MONSIEUR QUENU

Publié le par lambersart-yvon cousin

mon-college-a-l-heure-allemande.jpgJe vais rarement aux cérémonies hors de Lambersart mais samedi dernier je me suis rendu à Armentières à l'invitation de l'Association des Anciens Elèves du lycée Paul Hazard,dont je suis membre. Après l'assemblée générale ,était programmé le dévoilement d'une plaque en l'honneur de M.  Quenu, aujourd'hui décédé.

Comment ai-je pu m'associer à l'hommage rendu à un homme qui m'avait tellement traumatisé lorsque j'étais élève de ce qui s'appelait alors « le Collège d'Armentières » ?

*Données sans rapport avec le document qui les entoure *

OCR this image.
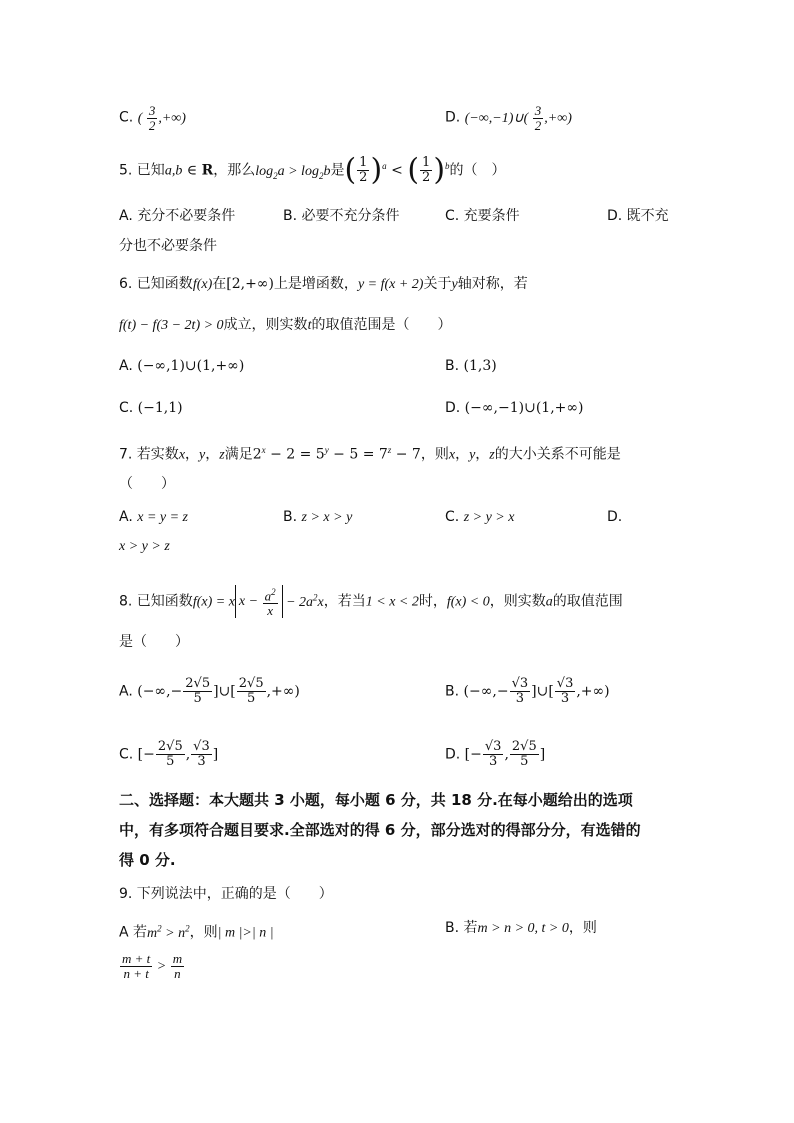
C. ( $\frac{3}{2}$ ,+∞)	D. (−∞,−1)∪( $\frac{3}{2}$ ,+∞)
5. 已知a,b ∈ R，那么$\log_2a > \log_2b$是( $\frac{1}{2} )^a$ < ( $\frac{1}{2} )^b$的（　）
A. 充分不必要条件	B. 必要不充分条件	C. 充要条件	D. 既不充
分也不必要条件
6. 已知函数f(x)在[2,+∞)上是增函数，y = f(x + 2)关于y轴对称，若
f(t) − f(3 − 2t) > 0成立，则实数t的取值范围是（　　）
A. (−∞,1)∪(1,+∞)	B. (1,3)
C. (−1,1)	D. (−∞,−1)∪(1,+∞)
7. 若实数x，y，z满足$2^x - 2 = 5^y - 5 = 7^z - 7$，则x，y，z的大小关系不可能是
（　　）
A. x = y = z	B. z > x > y	C. z > y > x	D.
x > y > z
8. 已知函数f(x) = x $x - \frac{a^2}{x} - 2a^2x$，若当1 < x < 2时，f(x) < 0，则实数a的取值范围
是（　　）
A. (−∞,− $\frac{2√5}{5}$ ]∪[ $\frac{2√5}{5}$ ,+∞)	B. (−∞,− $\frac{√3}{3}$ ]∪[ $\frac{√3}{3}$ ,+∞)
C. [− $\frac{2√5}{5}$ , $\frac{√3}{3}$ ]	D. [− $\frac{√3}{3}$ , $\frac{2√5}{5}$ ]
二、选择题：本大题共 3 小题，每小题 6 分，共 18 分.在每小题给出的选项
中，有多项符合题目要求.全部选对的得 6 分，部分选对的得部分分，有选错的
得 0 分.
9. 下列说法中，正确的是（　　）
A 若$m^2 > n^2$，则| m |>| n |	B. 若m > n > 0, t > 0，则
$\frac{m + t}{n + t} > \frac{m}{n}$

M.Quenu y était surveillant. Une terreur . Dans une salle de permanence de 60 élèves, aucun n'osait parler et même chuchoter de peur de se voir infliger 12 alexandrins de Victor Hugo extraits de « La légende des siècles » ou de quelque autre poème aux références bibliques ésotériques.

La rumeur, devenue légende prétend même que M. Quenu surveillait les élèves par un trou dans le journal qu'il tenait devant lui . Comment peut-on rendre hommage , 30 ans après sa mort, à un homme aussi cruel ? Comment puis-je effacer la terreur qu'il m'inspirait alors que j'avais une dizaine d'années ?

Mon regard a changé quand j'ai appris que M. Quenu et son épouse avaient été reconnus, à titre posthume, comme «  Justes Parmi Les Nations » , un des titres de reconnaissance les plus respectables.
Ils avaient en effet, entre 1942 et 1945, au péril de leur vie, recueilli, nourri et entouré d'affection 2 petits enfants juifs de 3 ans,traqués par les nazis.

Me Ernould qui fut leur amie dit d'eux «  qu'ils ont toujours eu le souci de faire le bien autour d'eux.Ils étaient catholiques pratiquants et ne manquaient pas d'appliquer leur amour du prochain à chaque instant du quotidien. Les enfants avaient de faux papiers appartenant à des enfants décédés lors des bombardements de Dunkerque. Beaucoup d'amis n'étaient pas dupes et savaient pertinemment que ces enfants n'étaient pas leur neveu et nièce... »

J'ai donc vu M. Quenu sous un autre jour et je me suis joint samedi à l'hommage que l'on rendait à l' homme que j'avais tellement craint .

Le temps estompe certes les tourments du passé. Il n'empêche qu'une question subsiste dans mon esprit : comment un même homme peut-il se montrer aussi sévère et aussi généreux ?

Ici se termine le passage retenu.